Relativ neu sind auch die Vorschriften zum an der Elbe seit Dezember 2018 ausgewiesenen Natura-2000-Schutzgebiet. Im Vorjahr galt im Landkreis noch eine Übergangsfrist, während dieser Verstöße noch nicht geahndet wurden. Das ist in diesem Jahr nicht mehr der Fall, die Schonfrist ist vorbei. Jeder Jäger sollte sich mit den Vorschriften, welche sein Jagdgebiet betreffen, vertraut machen. Diese und die entsprechenden Karten können im Internet eingesehen werden.

Lobend erwähnt wurde die Bläsergruppe, welche auch beim Landes-Erntedankfest in Magdeburg aufgetreten war. Der Antrag auf Förderung des Kaufs von zwei Oktavhörnern konnte leider noch nicht umgesetzt werden.

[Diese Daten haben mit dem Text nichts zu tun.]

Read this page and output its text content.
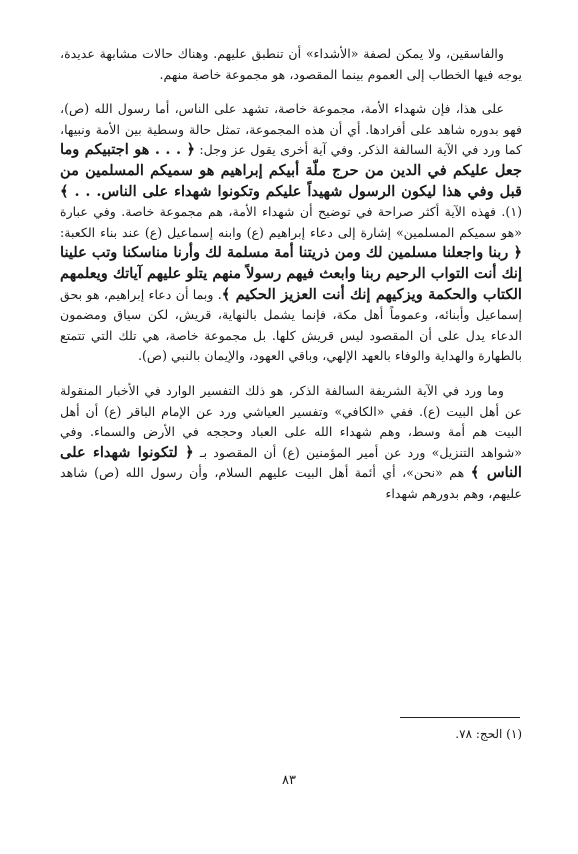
والفاسقين، ولا يمكن لصفة «الأشداء» أن تنطبق عليهم. وهناك حالات مشابهة عديدة، يوجه فيها الخطاب إلى العموم بينما المقصود، هو مجموعة خاصة منهم.

على هذا، فإن شهداء الأمة، مجموعة خاصة، تشهد على الناس، أما رسول الله (ص)، فهو بدوره شاهد على أفرادها. أي أن هذه المجموعة، تمثل حالة وسطية بين الأمة ونبيها، كما ورد في الآية السالفة الذكر. وفي آية أخرى يقول عز وجل: ﴿ . . . هو اجتبيكم وما جعل عليكم في الدين من حرج ملّة أبيكم إبراهيم هو سميكم المسلمين من قبل وفي هذا ليكون الرسول شهيداً عليكم وتكونوا شهداء على الناس. . . ﴾(١). فهذه الآية أكثر صراحة في توضيح أن شهداء الأمة، هم مجموعة خاصة. وفي عبارة «هو سميكم المسلمين» إشارة إلى دعاء إبراهيم (ع) وابنه إسماعيل (ع) عند بناء الكعبة: ﴿ ربنا واجعلنا مسلمين لك ومن ذريتنا أمة مسلمة لك وأرنا مناسكنا وتب علينا إنك أنت التواب الرحيم ربنا وابعث فيهم رسولاً منهم يتلو عليهم آياتك ويعلمهم الكتاب والحكمة ويزكيهم إنك أنت العزيز الحكيم ﴾. وبما أن دعاء إبراهيم، هو بحق إسماعيل وأبنائه، وعموماً أهل مكة، فإنما يشمل بالنهاية، قريش، لكن سياق ومضمون الدعاء يدل على أن المقصود ليس قريش كلها. بل مجموعة خاصة، هي تلك التي تتمتع بالطهارة والهداية والوفاء بالعهد الإلهي، وباقي العهود، والإيمان بالنبي (ص).

وما ورد في الآية الشريفة السالفة الذكر، هو ذلك التفسير الوارد في الأخبار المنقولة عن أهل البيت (ع). ففي «الكافي» وتفسير العياشي ورد عن الإمام الباقر (ع) أن أهل البيت هم أمة وسط، وهم شهداء الله على العباد وحججه في الأرض والسماء. وفي «شواهد التنزيل» ورد عن أمير المؤمنين (ع) أن المقصود بـ ﴿ لتكونوا شهداء على الناس ﴾ هم «نحن»، أي أئمة أهل البيت عليهم السلام، وأن رسول الله (ص) شاهد عليهم، وهم بدورهم شهداء

(١) الحج: ٧٨.
٨٣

Kritik kam hingegen an der mangelhaften Teilnahme beim Pokalschießen für alle Jägerschaften des Kreises in Kabelitz, was Schießobmann Hagen Trauter organisiert hatte. Bemängelt wurde zudem, dass die Listen mit den Jagdhunden nicht mehr aktuell sind – einige der aufgeführten Hundeführer sind schon verstorben. Hier sollte Obmann Florian Czinzoll mehr unterstützt werden.

Bei einer Beratung mit dem Landrat wurde zugesagt, das die Trichinen-Untersuchung im kommenden Jagdjahr für die Jäger erneut kostenfrei bleiben wird. Die Kosten in Höhe von etwa 28 000 Euro übernimmt der Landkreis.